Read what Ariadne is writing about LLMs. This all tracks with my intuition, that OpenAI et al are a big grift.

You categorically do NOT need millions or billions to train a useful LLM that can communicate in human language. LLMs are good at language, it's in the name!

The reason these companies are burning massive amounts of money and using increasingly massive models is they've taken "look, this tech makes for a cute chatbot that can do useful stuff" and turned it into "if we make it bigger it'll be SMARTER!"

And the thing is, that's true... to a point. When you stop treating the LLM as a language model and start trying to turn them into an all-knowing entity that has memorized the entirety of human knowledge and can do anything you prompt it for all with the same model (or a few collaborating models), you quickly hit diminishing returns. And you end up with a thing that's kind of smart (not really) and kind of knows everything (not really) and convinces everyone to throw insane amounts of money at you because you're fundamentally using the technology for something it wasn't intended for.

The way we fight back is with small home-grown "LLMs" (SLMs?) that run on a MacBook and train on a few GPUs and training/fine tuning them for specific purposes.

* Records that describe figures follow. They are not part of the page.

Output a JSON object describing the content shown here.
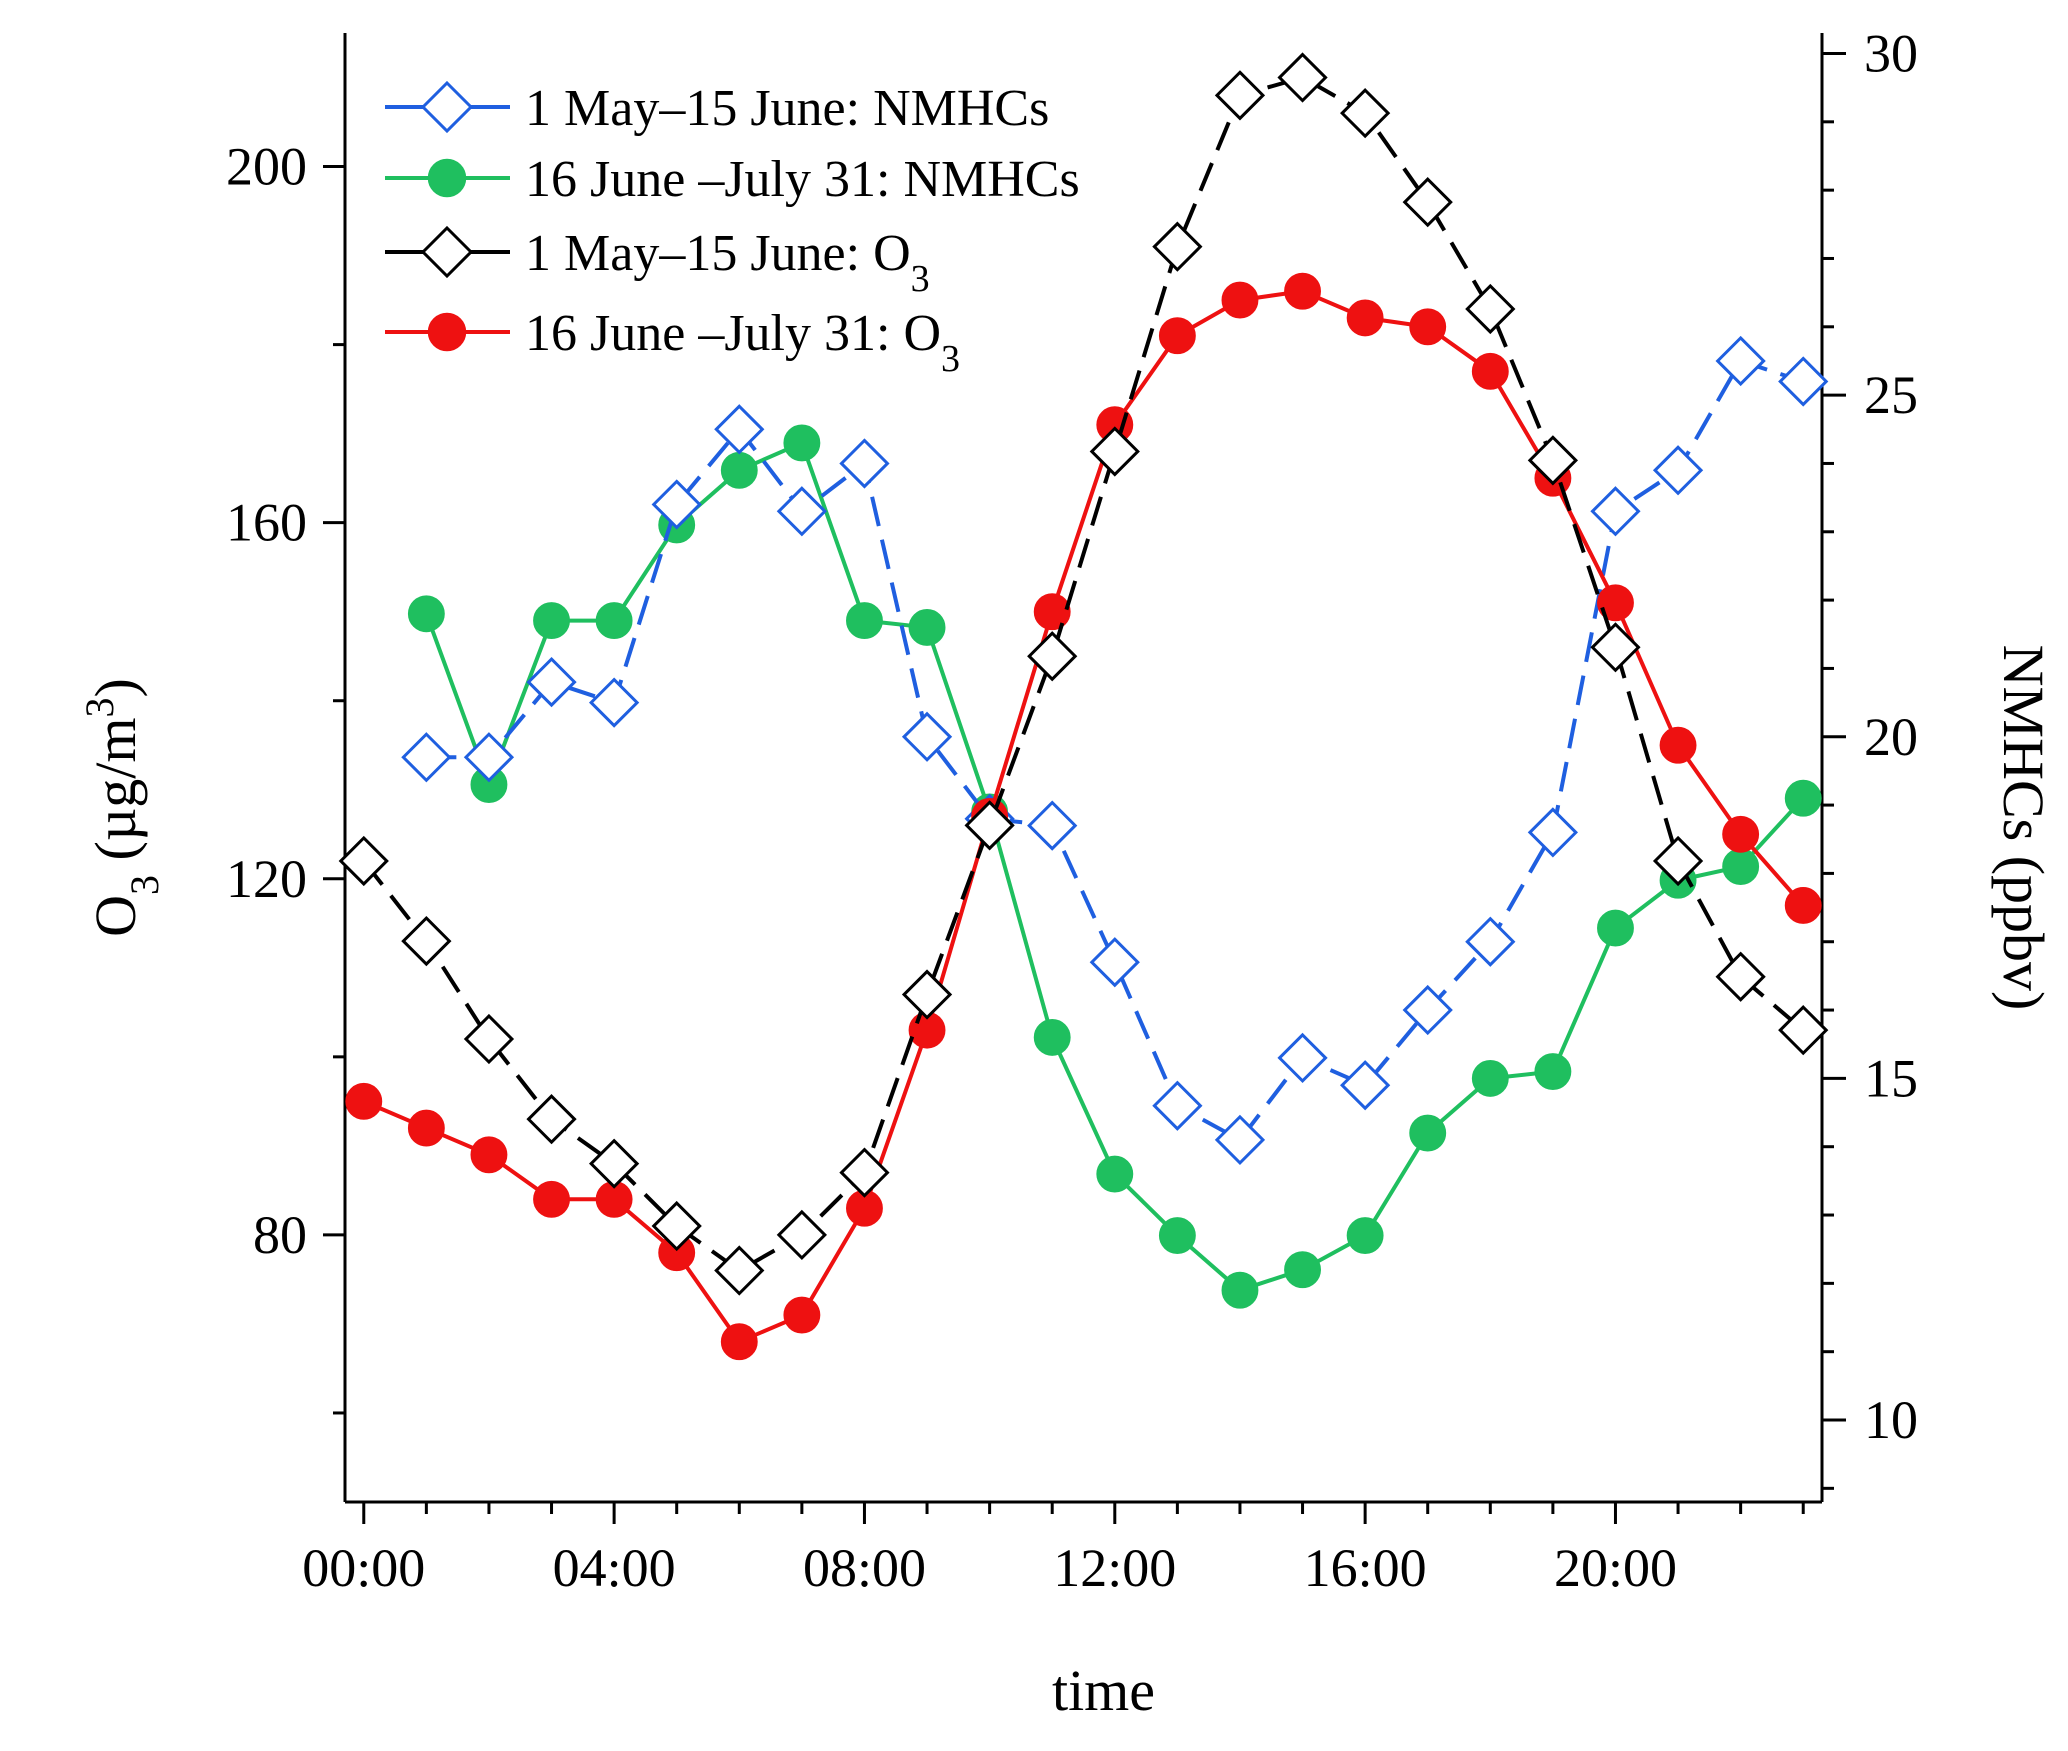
{
  "chart_data": {
    "type": "line",
    "title": "",
    "xlabel": "time",
    "ylabel_left": {
      "base": "O",
      "sub": "3",
      "unit_pre": " (µg/m",
      "unit_sup": "3",
      "unit_post": ")"
    },
    "ylabel_right": "NMHCs (ppbv)",
    "x_hours": [
      0,
      1,
      2,
      3,
      4,
      5,
      6,
      7,
      8,
      9,
      10,
      11,
      12,
      13,
      14,
      15,
      16,
      17,
      18,
      19,
      20,
      21,
      22,
      23
    ],
    "x_ticks": [
      0,
      4,
      8,
      12,
      16,
      20
    ],
    "x_tick_labels": [
      "00:00",
      "04:00",
      "08:00",
      "12:00",
      "16:00",
      "20:00"
    ],
    "xlim": [
      -0.3,
      23.3
    ],
    "ylim_left": [
      50,
      215
    ],
    "yticks_left": [
      80,
      120,
      160,
      200
    ],
    "yticks_left_minor": [
      60,
      100,
      140,
      180,
      220
    ],
    "ylim_right": [
      8.8,
      30.3
    ],
    "yticks_right": [
      10,
      15,
      20,
      25,
      30
    ],
    "yticks_right_minor_step": 1,
    "series": [
      {
        "name": "1 May–15 June: NMHCs",
        "legend": {
          "main": "1 May–15 June: NMHCs",
          "sub": ""
        },
        "axis": "right",
        "color": "#1f5fe0",
        "marker": "diamond-open",
        "dash": "dashed",
        "x": [
          1,
          2,
          3,
          4,
          5,
          6,
          7,
          8,
          9,
          10,
          11,
          12,
          13,
          14,
          15,
          16,
          17,
          18,
          19,
          20,
          21,
          22,
          23
        ],
        "values": [
          19.7,
          19.7,
          20.8,
          20.5,
          23.4,
          24.5,
          23.3,
          24.0,
          20.0,
          18.8,
          18.7,
          16.7,
          14.6,
          14.1,
          15.3,
          14.9,
          16.0,
          17.0,
          18.6,
          23.3,
          23.9,
          25.5,
          25.2
        ]
      },
      {
        "name": "16 June –July 31: NMHCs",
        "legend": {
          "main": "16 June –July 31: NMHCs",
          "sub": ""
        },
        "axis": "right",
        "color": "#1fbf5f",
        "marker": "circle-filled",
        "dash": "solid",
        "x": [
          1,
          2,
          3,
          4,
          5,
          6,
          7,
          8,
          9,
          10,
          11,
          12,
          13,
          14,
          15,
          16,
          17,
          18,
          19,
          20,
          21,
          22,
          23
        ],
        "values": [
          21.8,
          19.3,
          21.7,
          21.7,
          23.1,
          23.9,
          24.3,
          21.7,
          21.6,
          18.9,
          15.6,
          13.6,
          12.7,
          11.9,
          12.2,
          12.7,
          14.2,
          15.0,
          15.1,
          17.2,
          17.9,
          18.1,
          19.1
        ]
      },
      {
        "name": "1 May–15 June: O3",
        "legend": {
          "main": "1 May–15 June: O",
          "sub": "3"
        },
        "axis": "left",
        "color": "#000000",
        "marker": "diamond-open",
        "dash": "dashed",
        "x": [
          0,
          1,
          2,
          3,
          4,
          5,
          6,
          7,
          8,
          9,
          10,
          11,
          12,
          13,
          14,
          15,
          16,
          17,
          18,
          19,
          20,
          21,
          22,
          23
        ],
        "values": [
          122,
          113,
          102,
          93,
          88,
          81,
          76,
          80,
          87,
          107,
          126,
          145,
          168,
          191,
          208,
          210,
          206,
          196,
          184,
          167,
          146,
          122,
          109,
          103
        ]
      },
      {
        "name": "16 June –July 31: O3",
        "legend": {
          "main": "16 June –July 31: O",
          "sub": "3"
        },
        "axis": "left",
        "color": "#ee1111",
        "marker": "circle-filled",
        "dash": "solid",
        "x": [
          0,
          1,
          2,
          3,
          4,
          5,
          6,
          7,
          8,
          9,
          10,
          11,
          12,
          13,
          14,
          15,
          16,
          17,
          18,
          19,
          20,
          21,
          22,
          23
        ],
        "values": [
          95,
          92,
          89,
          84,
          84,
          78,
          68,
          71,
          83,
          103,
          127,
          150,
          171,
          181,
          185,
          186,
          183,
          182,
          177,
          165,
          151,
          135,
          125,
          117
        ]
      }
    ],
    "legend_position": "top-left",
    "grid": false
  }
}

The whole AIBro approach of just using prompting and in-context learning with a single all-powerful model is just patently absurd.

@lina If you'll let me split hairs a bit, I think there's a lot of potential in community built *base* models that are maybe 10x to 100x the size of what you described. These would be fine-tunable by end users at home for a variety of purposes, but still be fairly powerful. We don't need to be training from scratch all the time.

@dvshkn Oh absolutely, that's my personal plan (build off of a niche ethically trained base model, they exist).

The core difference is you only need a large enough model to have a fairly good model of language and just enough world knowledge to function well within the language, not something that can accurately follow any arbitrary instructions in a prompt. That second part is what you fine tune for.

@lina Very cool, I think a lot of people are more or less on the same page regarding this stuff. Interested in seeing how you approach it!

@lina @dvshkn
I kind of want a small language model that only translates my rambling into some simple, standardized form of ordered steps.

Could be actual code; could be text adventure-like fixed pattern of simple language steps in JSON. That could be ingested by other tools (that won't need to be neural networks at all) and acted on.